EDITORIAL: Nuestro futuro depende de nosotros

A puertas de las elecciones, enfrentamos una crisis múltiple que evidencian las enormes brechas sociales, la informalidad, la falta de oportunidades de empleo de calidad y la estructura productiva sesgada a los servicios de baja productividad —puestos al desnudo por la pandemia— y una pésima gestión de salud y prevención social entre otros, como resultado de la orientación que tomaron las inversiones en el marco legal y económico neoliberal de losúltimos 30 años.

Esta crisis también reveló que el crecimiento económico provocado por el súper ciclo de altos precios de las materias primas no tuvo un correlato en el aparato productivo nacional que pudiera promover la generación de empresas que produzcan valor agregado y empleos adecuados. Quienes pudieron salir de la pobreza pasaron a engrosar las filas de la informalidad, que representa el 70% del empleo en el Perú.

En el plano político, la próxima elección será clave para determinar hacia donde se orienta la conducción de nuestro país. De ello, dependerá si el nuevo Gobierno defiende los intereses de los grandes grupos de poder económico o los intereses de las grandes mayorías y las poblaciones vulnerables.

Por ello en el plano Laboral, la gran tarea es defender nuestro puesto de trabajo y las condiciones de trabajo que se ven amenazadas por las propuestas de los grandes grupos empresariales (CONFIEP) y el capital extranjero en nuestro país. Como siempre, estos grupos pretenden que los trabajadores asumamos el costo de la crisis.

En el campo de la salud, queda para la historia la inmensa deuda con la salud pública nacional (infraestructura, recursos humanos, equipamiento) sin embargo saldarla es necesaria y urgente; en lo concerniente al plano personal y familiar, lo principal es respetar las normas para prevenir el contagio del virus y así proteger a nuestro entorno más cercano; es decir, ser responsable y pensar en los demás.

Según el reconocido laboralista Jorge Rendon Vasquez: “Lamentablemente, cuando los ciudadanos van a votar en las elecciones políticas muy pocos piensan en sus intereses y conveniencias de clase y personales. Por lo general, no tienen, ni idea de las ofertas reales y falaces de los candidatos y, mucho menos, de su poder mandante para la conformación de los poderes Legislativo y Ejecutivo.”

Asimismo, señala que los ciudadanos: “desconocen que son ellos la base del poder en la sociedad y que el acto electoral es la expresión suprema de la democracia. Y, aunque se les diga que cada uno y en conjunto poseen ese poder, no lo creerían ni les interesaría. La mayor parte concurre a votar por obligación y para evitar el pago de la multa por omisión del voto, una evidencia apabullante del subdesarrollo político y cultural de la ciudadanía peruana.”

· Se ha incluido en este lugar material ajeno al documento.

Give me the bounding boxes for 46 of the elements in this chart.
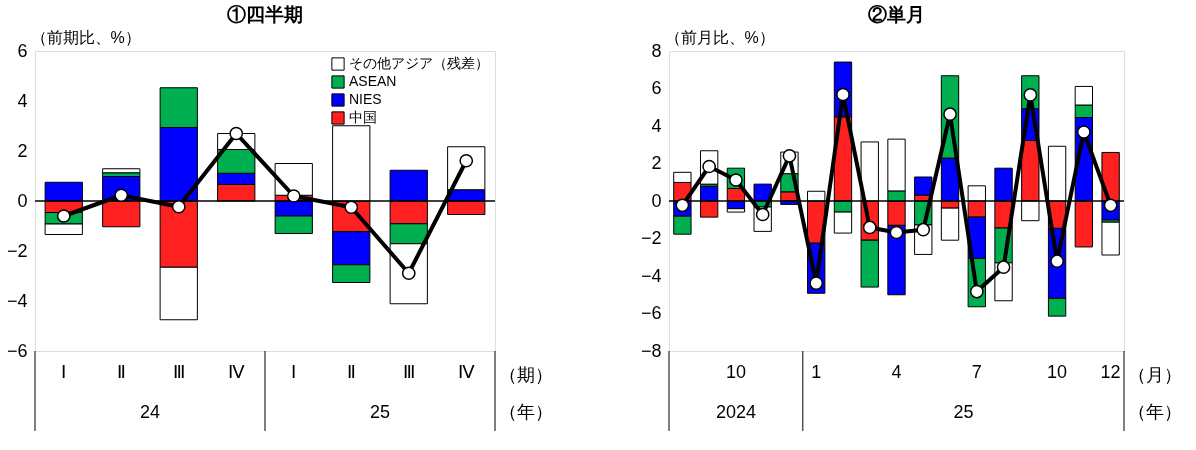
x-tick-label: Ⅳ xyxy=(227,361,245,382)
y-tick-label: −6 xyxy=(6,340,28,361)
x-tick-label: Ⅳ xyxy=(457,361,475,382)
chart-title: ①四半期 xyxy=(227,4,303,25)
x-tick-label: Ⅲ xyxy=(402,361,415,382)
x-tick-label: Ⅱ xyxy=(116,361,126,382)
y-tick-label: −2 xyxy=(640,228,662,248)
y-tick-label: 6 xyxy=(17,40,28,61)
y-tick-label: 8 xyxy=(651,40,662,61)
y-tick-label: 2 xyxy=(17,140,28,161)
x-tick-label: 7 xyxy=(971,361,982,382)
x-tick-label: 1 xyxy=(811,361,822,382)
legend-label: ASEAN xyxy=(349,73,397,89)
y-axis-title: （前期比、%） xyxy=(30,28,141,46)
x-tick-label: Ⅰ xyxy=(291,361,297,382)
y-tick-label: 0 xyxy=(651,190,662,211)
y-tick-label: −6 xyxy=(640,303,662,323)
y-tick-label: −8 xyxy=(640,340,662,361)
x-tick-label: Ⅰ xyxy=(61,361,67,382)
y-tick-label: −4 xyxy=(6,290,28,311)
text: （年） xyxy=(499,402,553,422)
y-tick-label: −4 xyxy=(640,265,662,286)
chart-title: ②単月 xyxy=(868,4,925,25)
x-tick-label: Ⅱ xyxy=(346,361,356,382)
y-tick-label: 2 xyxy=(651,153,662,173)
text: 25 xyxy=(369,402,391,422)
text: 25 xyxy=(953,402,974,422)
y-tick-label: 4 xyxy=(651,115,662,136)
y-tick-label: −2 xyxy=(6,240,28,261)
y-tick-label: 6 xyxy=(651,78,662,98)
y-axis-title: （前月比、%） xyxy=(664,28,775,46)
x-tick-label: 10 xyxy=(725,361,746,382)
legend-label: 中国 xyxy=(349,109,377,125)
y-tick-label: 0 xyxy=(17,190,28,211)
x-axis-title: （月） xyxy=(1128,365,1182,385)
text: （年） xyxy=(1128,402,1182,422)
legend-label: NIES xyxy=(349,91,382,107)
text: 2024 xyxy=(715,402,756,422)
x-tick-label: 12 xyxy=(1100,361,1121,382)
text: 24 xyxy=(139,402,161,422)
x-axis-title: （期） xyxy=(499,365,553,385)
x-tick-label: Ⅲ xyxy=(172,361,185,382)
legend-label: その他アジア（残差） xyxy=(349,55,489,71)
y-tick-label: 4 xyxy=(17,90,28,111)
x-tick-label: 4 xyxy=(891,361,902,382)
x-tick-label: 10 xyxy=(1047,361,1068,382)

Esto es aprovechado por los políticos oportunistas o seudopolíticos (delincuentes disfrazados de políticos), los aventureros que se las ingeniaron para inscribir sus movimientos o que alquilaron alguno ya inscrito o sedujeron a sus titulares para presentarse como candidatos a cambio de alguna promesa y, por encima de todos ellos, el poder empresarial que financia a los que quiere y, en definitiva, puede determinar el curso y el resultado de las elecciones.

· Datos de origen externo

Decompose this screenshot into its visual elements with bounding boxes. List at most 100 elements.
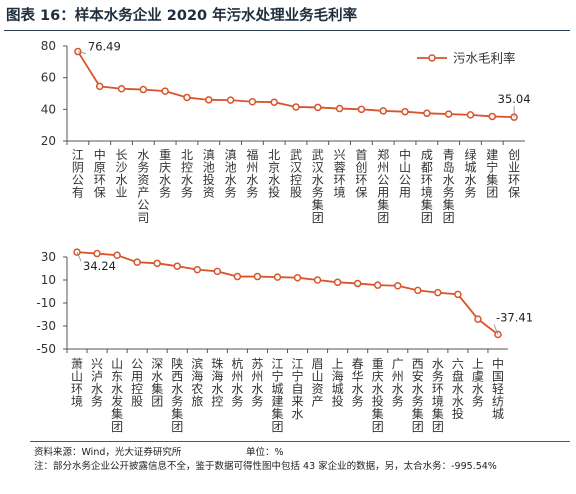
x-tick-label: 北京水投 bbox=[268, 148, 280, 200]
data-point bbox=[133, 258, 141, 266]
data-point bbox=[414, 286, 422, 295]
x-tick-label: 上虞水务 bbox=[472, 357, 484, 409]
x-tick-label: 青岛水务集团 bbox=[443, 148, 455, 225]
x-tick-label: 江阴公有 bbox=[72, 148, 84, 200]
data-label: 35.04 bbox=[498, 92, 531, 106]
data-point bbox=[292, 103, 300, 111]
data-point bbox=[93, 249, 101, 258]
x-tick-label: 武汉控股 bbox=[290, 148, 302, 200]
data-point bbox=[270, 98, 278, 106]
x-tick-label: 水务资产公司 bbox=[137, 148, 149, 225]
footer-divider bbox=[30, 441, 570, 442]
x-tick-label: 江宁自来水 bbox=[292, 357, 304, 421]
data-point bbox=[183, 93, 191, 102]
series-line bbox=[76, 251, 499, 336]
data-point bbox=[248, 97, 257, 106]
data-point bbox=[488, 112, 497, 121]
data-point bbox=[474, 315, 482, 323]
data-point bbox=[333, 278, 342, 287]
data-point bbox=[213, 267, 222, 276]
data-point bbox=[313, 276, 322, 284]
data-point bbox=[314, 103, 322, 112]
x-tick-label: 郑州公用集团 bbox=[377, 147, 389, 225]
x-tick-label: 杭州水务 bbox=[231, 356, 243, 409]
y-tick-label: 10 bbox=[41, 273, 56, 287]
data-label: 34.24 bbox=[83, 259, 116, 273]
data-point bbox=[193, 265, 202, 274]
data-point bbox=[357, 105, 366, 114]
x-tick-label: 建宁集团 bbox=[486, 148, 498, 200]
chart-top: 20 40 60 80 江阴公有中原环保长沙水业水务资产公司重庆水务北控水务滇池投资滇池… bbox=[41, 39, 531, 225]
data-point bbox=[379, 107, 387, 115]
data-point bbox=[335, 104, 344, 113]
x-tick-label: 首创环保 bbox=[355, 148, 367, 200]
x-tick-label: 江宁城建集团 bbox=[271, 357, 283, 434]
data-label-leader bbox=[493, 324, 499, 335]
legend-marker bbox=[428, 54, 436, 62]
data-point bbox=[117, 85, 126, 93]
data-label-leader bbox=[76, 251, 82, 262]
data-point bbox=[153, 259, 161, 268]
x-tick-label: 创业环保 bbox=[508, 148, 520, 200]
x-tick-label: 滇池水务 bbox=[225, 148, 237, 200]
data-point bbox=[444, 110, 453, 118]
y-tick-label: 60 bbox=[41, 71, 56, 85]
data-label-leader bbox=[77, 51, 87, 54]
x-tick-label: 北控水务 bbox=[181, 148, 193, 200]
source-text: 资料来源：Wind，光大证券研究所 bbox=[34, 447, 182, 458]
data-point bbox=[173, 262, 181, 270]
x-tick-label: 兴泸水务 bbox=[91, 357, 103, 409]
data-point bbox=[233, 272, 242, 281]
y-tick-label: -30 bbox=[36, 319, 56, 333]
y-tick-label: 20 bbox=[41, 134, 56, 148]
x-tick-label: 萧山环境 bbox=[71, 357, 83, 409]
x-tick-label: 六盘水水投 bbox=[452, 357, 464, 421]
data-point bbox=[454, 290, 462, 299]
x-tick-label: 公用控股 bbox=[131, 357, 143, 409]
data-point bbox=[95, 82, 104, 91]
data-point bbox=[161, 87, 169, 95]
x-tick-label: 滇池投资 bbox=[203, 148, 215, 200]
x-tick-label: 武汉水务集团 bbox=[312, 148, 324, 225]
data-point bbox=[226, 96, 235, 104]
x-tick-label: 苏州水务 bbox=[251, 357, 263, 409]
x-tick-label: 中原环保 bbox=[94, 147, 106, 200]
data-point bbox=[466, 111, 475, 119]
data-label: 76.49 bbox=[88, 40, 121, 54]
chart-bottom: -50 -30 -10 10 30 萧山环境兴泸水务山东水发集团公用控股深水集团陕西水务集… bbox=[36, 248, 533, 434]
data-point bbox=[139, 85, 148, 94]
data-point bbox=[434, 288, 442, 297]
x-tick-label: 成都环境集团 bbox=[421, 148, 433, 225]
x-tick-label: 山东水发集团 bbox=[111, 357, 123, 434]
y-tick-label: 80 bbox=[41, 39, 56, 53]
y-tick-label: 40 bbox=[41, 102, 56, 116]
data-point bbox=[273, 273, 282, 281]
data-point bbox=[401, 107, 409, 116]
unit-text: 单位：% bbox=[246, 447, 284, 458]
x-tick-label: 中山公用 bbox=[399, 147, 411, 200]
x-tick-label: 珠海水控 bbox=[211, 357, 223, 409]
title-divider bbox=[4, 30, 570, 31]
data-point bbox=[253, 272, 262, 281]
note-text: 注：部分水务企业公开披露信息不全，鉴于数据可得性图中包括 43 家企业的数据，另… bbox=[34, 461, 497, 472]
x-tick-label: 西安水务集团 bbox=[412, 357, 424, 434]
x-tick-label: 深水集团 bbox=[151, 357, 163, 409]
data-point bbox=[394, 282, 402, 290]
x-tick-label: 福州水务 bbox=[246, 147, 258, 200]
page-title: 图表 16：样本水务企业 2020 年污水处理业务毛利率 bbox=[6, 8, 358, 24]
data-point bbox=[113, 251, 121, 260]
y-tick-label: 30 bbox=[41, 250, 56, 264]
x-tick-label: 中国轻纺城 bbox=[492, 356, 504, 421]
x-tick-label: 上海城投 bbox=[332, 357, 344, 409]
data-point bbox=[373, 281, 382, 289]
data-point bbox=[423, 109, 431, 118]
y-tick-label: -50 bbox=[36, 342, 56, 356]
x-tick-label: 水务环境集团 bbox=[432, 357, 444, 434]
x-tick-label: 绿城水务 bbox=[464, 147, 476, 200]
y-tick-label: -10 bbox=[36, 296, 56, 310]
x-tick-label: 陕西水务集团 bbox=[171, 356, 183, 434]
x-tick-label: 春华水务 bbox=[352, 357, 364, 409]
data-point bbox=[293, 273, 302, 282]
legend-label: 污水毛利率 bbox=[453, 51, 516, 66]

Rendón Vásquez señala que: “El procedimiento probado hasta la saciedad para lograrlo abarca desde las promesas vagas, las declaraciones anodinas, los carteles en calles y plazas y los ilimitados espacios en la TV y los periódicos (noticias, entrevistas, opiniones) hasta los aparatos escénicos con marchas de gente contratada y uniformada, sonrisas, estrechamiento de manos, bailes trufados de contorsiones ridículas en los barrios y mercados populares y las campañas de desinformación en las redes sociales.”
Sin embargo, en realidad, la atención de los grandes problemas sociales del país está ausente en sus planes y solo son parte de una estrategia de mercadotecnia para conseguir el voto.

Entonces, se puede dar el contrasentido que personas que viven en condiciones de pobreza extrema sean convencidas de elegir a un candidato que solo busca sus intereses y favorecer a los grandes grupos de poder económico.

Esta es la gran tarea que tenemos por delante. No podemos votar por acosadores, agresores, evasores tributarios o candidatos vinculados a casos de corrupción, tráfico de drogas o violación de los derechos humanos.

Debemos elegir personas con sensibilidad social frente al neoliberalismo, personas que sean éticos y con integridad moral probada, cuyo real y verdadero interés sea el bienestar de la mayoría para que lideren un proyecto orientado a construir un Perú más justo y solidario.

En ese sentido, superar nuestra situación en un futuro próximo dependerá de las decisiones que tomemos de ahora en adelante.